キンシ正宗株式会社が経営する「京都町家麦酒」は京都市の中心部にある。造り酒屋としての創業した場所に残っていた建物を博物館として開設した「堀野記念館」の中に醸造所があるが、小ぢんまりとした建物なので気を付けていないと通り過ぎてしまいそうだ。堀野記念館は元々古い蔵で、現在は小さいながらも造り酒屋の歴史と町家の生活文化を伝える博物館となっている。清酒キンシ正宗で有名な同社だが、ビアマイスター三好ちづ子の手により、ケルシュ、アルト、ドライスタウトの3種類のビールが造られている。堀野記念館中庭の井戸から汲み上げられる上質の水を使って美味しいビールが造られる。ビールのテイスティングコーナーでその素晴らしい味を旬の魚介類と共に楽しもう。

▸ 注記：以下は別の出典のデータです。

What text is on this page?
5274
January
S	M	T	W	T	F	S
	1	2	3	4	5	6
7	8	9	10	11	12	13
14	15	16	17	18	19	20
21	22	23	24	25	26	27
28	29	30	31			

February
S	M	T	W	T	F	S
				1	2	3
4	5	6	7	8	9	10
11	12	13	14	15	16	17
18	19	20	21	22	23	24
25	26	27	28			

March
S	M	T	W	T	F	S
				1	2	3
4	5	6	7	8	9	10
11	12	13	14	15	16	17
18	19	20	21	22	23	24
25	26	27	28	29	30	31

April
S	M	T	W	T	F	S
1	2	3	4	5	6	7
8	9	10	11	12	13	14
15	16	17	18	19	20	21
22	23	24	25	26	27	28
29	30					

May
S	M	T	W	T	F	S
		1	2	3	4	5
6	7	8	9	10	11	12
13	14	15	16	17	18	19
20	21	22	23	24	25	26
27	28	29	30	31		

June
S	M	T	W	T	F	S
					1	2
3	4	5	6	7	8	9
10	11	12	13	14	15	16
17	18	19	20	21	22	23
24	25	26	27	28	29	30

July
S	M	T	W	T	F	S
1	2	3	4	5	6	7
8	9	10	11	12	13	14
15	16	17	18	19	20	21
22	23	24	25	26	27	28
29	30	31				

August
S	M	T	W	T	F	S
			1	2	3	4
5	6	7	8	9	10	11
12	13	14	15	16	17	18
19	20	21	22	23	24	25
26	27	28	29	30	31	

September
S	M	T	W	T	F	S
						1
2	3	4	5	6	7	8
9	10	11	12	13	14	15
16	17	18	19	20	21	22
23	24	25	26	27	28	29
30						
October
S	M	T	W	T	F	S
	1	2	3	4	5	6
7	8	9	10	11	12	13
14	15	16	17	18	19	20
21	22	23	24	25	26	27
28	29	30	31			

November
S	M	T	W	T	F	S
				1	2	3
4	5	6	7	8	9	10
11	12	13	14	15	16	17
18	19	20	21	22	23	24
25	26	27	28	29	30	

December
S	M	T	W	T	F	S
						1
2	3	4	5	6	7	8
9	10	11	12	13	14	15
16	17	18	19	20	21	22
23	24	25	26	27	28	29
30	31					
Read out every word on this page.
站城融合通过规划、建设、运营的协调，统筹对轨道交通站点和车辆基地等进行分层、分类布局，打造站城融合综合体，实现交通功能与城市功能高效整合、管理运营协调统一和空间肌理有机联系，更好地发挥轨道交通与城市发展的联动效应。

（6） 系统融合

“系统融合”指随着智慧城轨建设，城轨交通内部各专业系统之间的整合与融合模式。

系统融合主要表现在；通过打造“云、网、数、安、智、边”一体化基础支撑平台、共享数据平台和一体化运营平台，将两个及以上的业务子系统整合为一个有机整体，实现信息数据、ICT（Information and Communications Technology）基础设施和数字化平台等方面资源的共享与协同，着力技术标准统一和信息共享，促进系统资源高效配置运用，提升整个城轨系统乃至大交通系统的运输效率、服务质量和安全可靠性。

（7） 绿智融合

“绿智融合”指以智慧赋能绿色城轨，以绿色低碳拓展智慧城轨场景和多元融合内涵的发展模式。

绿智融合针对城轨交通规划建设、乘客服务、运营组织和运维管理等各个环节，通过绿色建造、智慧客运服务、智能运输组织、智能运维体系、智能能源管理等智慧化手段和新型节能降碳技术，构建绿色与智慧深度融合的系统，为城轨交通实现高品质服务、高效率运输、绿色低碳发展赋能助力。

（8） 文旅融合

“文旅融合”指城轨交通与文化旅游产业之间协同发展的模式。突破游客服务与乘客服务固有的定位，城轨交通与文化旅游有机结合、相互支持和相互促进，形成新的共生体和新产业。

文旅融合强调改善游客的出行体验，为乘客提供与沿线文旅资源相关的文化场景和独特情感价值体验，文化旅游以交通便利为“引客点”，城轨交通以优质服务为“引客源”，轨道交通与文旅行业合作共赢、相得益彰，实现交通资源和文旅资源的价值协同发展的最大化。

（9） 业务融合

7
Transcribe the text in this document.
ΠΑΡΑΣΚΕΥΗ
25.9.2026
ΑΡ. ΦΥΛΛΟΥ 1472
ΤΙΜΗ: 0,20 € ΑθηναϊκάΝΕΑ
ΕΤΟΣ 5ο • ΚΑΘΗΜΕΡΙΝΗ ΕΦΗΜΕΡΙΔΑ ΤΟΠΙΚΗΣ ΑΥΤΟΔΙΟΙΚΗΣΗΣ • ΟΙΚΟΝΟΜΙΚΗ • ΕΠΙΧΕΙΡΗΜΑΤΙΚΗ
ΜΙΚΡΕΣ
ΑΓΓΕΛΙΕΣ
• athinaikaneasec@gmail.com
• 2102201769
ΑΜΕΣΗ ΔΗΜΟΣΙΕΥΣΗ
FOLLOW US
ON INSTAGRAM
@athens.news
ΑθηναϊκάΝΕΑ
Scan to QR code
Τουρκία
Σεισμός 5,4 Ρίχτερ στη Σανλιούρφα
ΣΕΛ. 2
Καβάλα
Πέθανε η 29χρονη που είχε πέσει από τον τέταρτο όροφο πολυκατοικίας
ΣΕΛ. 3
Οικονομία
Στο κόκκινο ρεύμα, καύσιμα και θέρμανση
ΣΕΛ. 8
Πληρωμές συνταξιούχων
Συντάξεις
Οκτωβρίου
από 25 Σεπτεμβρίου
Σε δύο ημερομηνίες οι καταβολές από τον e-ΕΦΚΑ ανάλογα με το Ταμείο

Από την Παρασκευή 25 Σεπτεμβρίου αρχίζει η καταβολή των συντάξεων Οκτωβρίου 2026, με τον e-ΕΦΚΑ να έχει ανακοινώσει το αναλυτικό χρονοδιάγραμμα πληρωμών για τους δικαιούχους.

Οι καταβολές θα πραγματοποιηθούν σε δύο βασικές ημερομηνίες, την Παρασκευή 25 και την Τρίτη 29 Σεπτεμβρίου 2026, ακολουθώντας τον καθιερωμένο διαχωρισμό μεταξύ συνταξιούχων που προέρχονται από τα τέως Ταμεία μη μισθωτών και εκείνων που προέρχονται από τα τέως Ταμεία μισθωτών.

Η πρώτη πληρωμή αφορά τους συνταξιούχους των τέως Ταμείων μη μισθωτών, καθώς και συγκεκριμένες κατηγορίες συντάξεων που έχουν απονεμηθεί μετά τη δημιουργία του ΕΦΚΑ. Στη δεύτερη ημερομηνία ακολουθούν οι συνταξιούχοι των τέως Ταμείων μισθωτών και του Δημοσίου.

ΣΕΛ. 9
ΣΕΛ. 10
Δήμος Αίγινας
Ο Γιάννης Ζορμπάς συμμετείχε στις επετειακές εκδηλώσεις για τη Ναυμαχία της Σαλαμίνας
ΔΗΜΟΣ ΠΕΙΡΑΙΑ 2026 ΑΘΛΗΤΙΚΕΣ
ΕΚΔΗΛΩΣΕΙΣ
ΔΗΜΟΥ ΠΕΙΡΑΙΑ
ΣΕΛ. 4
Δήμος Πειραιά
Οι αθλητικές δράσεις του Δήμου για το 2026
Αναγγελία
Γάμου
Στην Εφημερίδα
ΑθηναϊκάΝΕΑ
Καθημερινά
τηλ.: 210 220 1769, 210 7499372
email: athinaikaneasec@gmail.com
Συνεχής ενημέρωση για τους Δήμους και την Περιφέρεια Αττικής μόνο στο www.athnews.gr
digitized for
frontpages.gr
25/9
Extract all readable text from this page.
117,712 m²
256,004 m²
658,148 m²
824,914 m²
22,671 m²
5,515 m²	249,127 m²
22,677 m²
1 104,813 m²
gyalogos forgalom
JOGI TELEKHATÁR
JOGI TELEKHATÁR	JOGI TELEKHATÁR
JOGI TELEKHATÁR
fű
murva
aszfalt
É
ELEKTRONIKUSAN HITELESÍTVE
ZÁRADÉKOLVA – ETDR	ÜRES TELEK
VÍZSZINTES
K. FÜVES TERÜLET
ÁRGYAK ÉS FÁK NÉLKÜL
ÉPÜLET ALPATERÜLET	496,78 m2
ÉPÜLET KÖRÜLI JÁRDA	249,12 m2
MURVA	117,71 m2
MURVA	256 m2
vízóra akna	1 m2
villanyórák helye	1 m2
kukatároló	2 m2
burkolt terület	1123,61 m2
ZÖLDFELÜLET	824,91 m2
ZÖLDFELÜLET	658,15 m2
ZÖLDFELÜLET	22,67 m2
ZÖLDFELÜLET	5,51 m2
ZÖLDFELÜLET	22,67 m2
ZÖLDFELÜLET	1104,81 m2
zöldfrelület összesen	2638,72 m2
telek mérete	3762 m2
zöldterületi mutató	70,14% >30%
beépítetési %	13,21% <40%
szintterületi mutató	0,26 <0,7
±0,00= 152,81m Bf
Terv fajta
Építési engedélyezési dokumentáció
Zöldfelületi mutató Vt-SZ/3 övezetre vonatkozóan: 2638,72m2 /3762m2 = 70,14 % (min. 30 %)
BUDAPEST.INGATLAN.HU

電車に乗ってしばらく南に行くと伏見に着く。歴史を感じる町並みの一角に黄桜の醸造所はある。ここも清酒のメーカーとして有名だが、清酒の他にちょっと変わったビールを造っている。「ホワイトナイル」「ブルーナイル」「ルビーナイル」はそれぞれ異なった小麦を使って造られており、ホワイトとブルーは古代エジプトで栽培されていた種類の小麦を、高アルコール(7%)のルビーは1920年代まで栽培されその後忘れられていた種類の小麦を使っている。どうやってこのような古い種類の小麦を現代に甦らせることが出来たのだろうか。実はこれらの小麦は早稲田大学エジプト考古学研究チームと京都大学植物遺伝学研究チームの協力により現代に復活したもの。ウェブサイトにpdf形式で興味深い経緯が説明されているので読んでみて欲しい。世界最古のビール文化(エジプトのピラミッド建設現場で働いていた労働者たちが報酬としてビールを供給されていたことが象形文字の解読で判明している)に対するオマージュ的発想に基づいて造られたこれらのユニークなビールの今後は、我々地ビール愛好家に掛かっているともいえる。古代エジプトに想いを馳せながら、飲むほどにハマっていく独特の風味を楽しもう。またこれらユニークなビール以外にも同社はアルトとケルシュも造っている。僕らが訪ねた時はちょうど季節限定の「しそビール」が出来上がったところだったので飲ませてもらったが、甘酸っぱい味で美味しかった。黄桜直営のパブレストランに行けばタイミング次第で美味しい季節限定ビールに出会えるかもしれない。
「周山街道ビール」を造っている羽田酒造は京都北山の町周山にある。深みのあるコクが素晴らしい、バランスのとれた「周山街道アンバーエール」は近年関西を中心に各地の地ビールバーでよく見掛けるようになった。ビール造りを一人で行っている林晋吾はアンバーエールの他、ケルシュとヴァイツェンを造る。彼のお気に入りでもあるヴァイツェンは力強いアロマと程良くフルーティな味わいが特徴。醸造所の2階にはカジュアルな雰囲気のレストラン「ビアハウス」があり、美しい山並みを眺めながら新鮮なビールが楽しめる。しかし京都の中心部からかなり離れた田舎に位置しているので熱心なビールファンは別として、気軽に行けるところではないかもしれない。京都からバスに乗ると曲がりくねった道を、山をいくつか越えて行かねばならない。紅葉が美しい季節には景色を眺めながらのんびり行くのもいいだろうが、現地でビールをたらふく飲んで、帰りのバスに揺られての道中はちょっとお腹が重く感じた。ちょっと昼寝でもして夜に備えることにしよう。
地ビールをめぐる京都の旅はTadg’s(タイグ)に行かずしては終われない。20を超える樽生、各種料理が陽気で心地良い雰囲気の中で味わえる(本誌ウェブサイトに同店の特集記事を掲載)。帰りの新幹線用に、あるいは宿泊先のホテルでの部屋飲み用のビールの調達に「山岡酒店」に立ち寄ってみよう。地元で採れた新鮮野菜や各種乾物に加え、約100種類に及ぶ地ビールの品揃えが圧巻だ。今年は京都で初めての本格的な地ビールイベント「地ビール祭京都」も開催された。来年は今年以上に盛大なイベントになることを期待して、乾杯!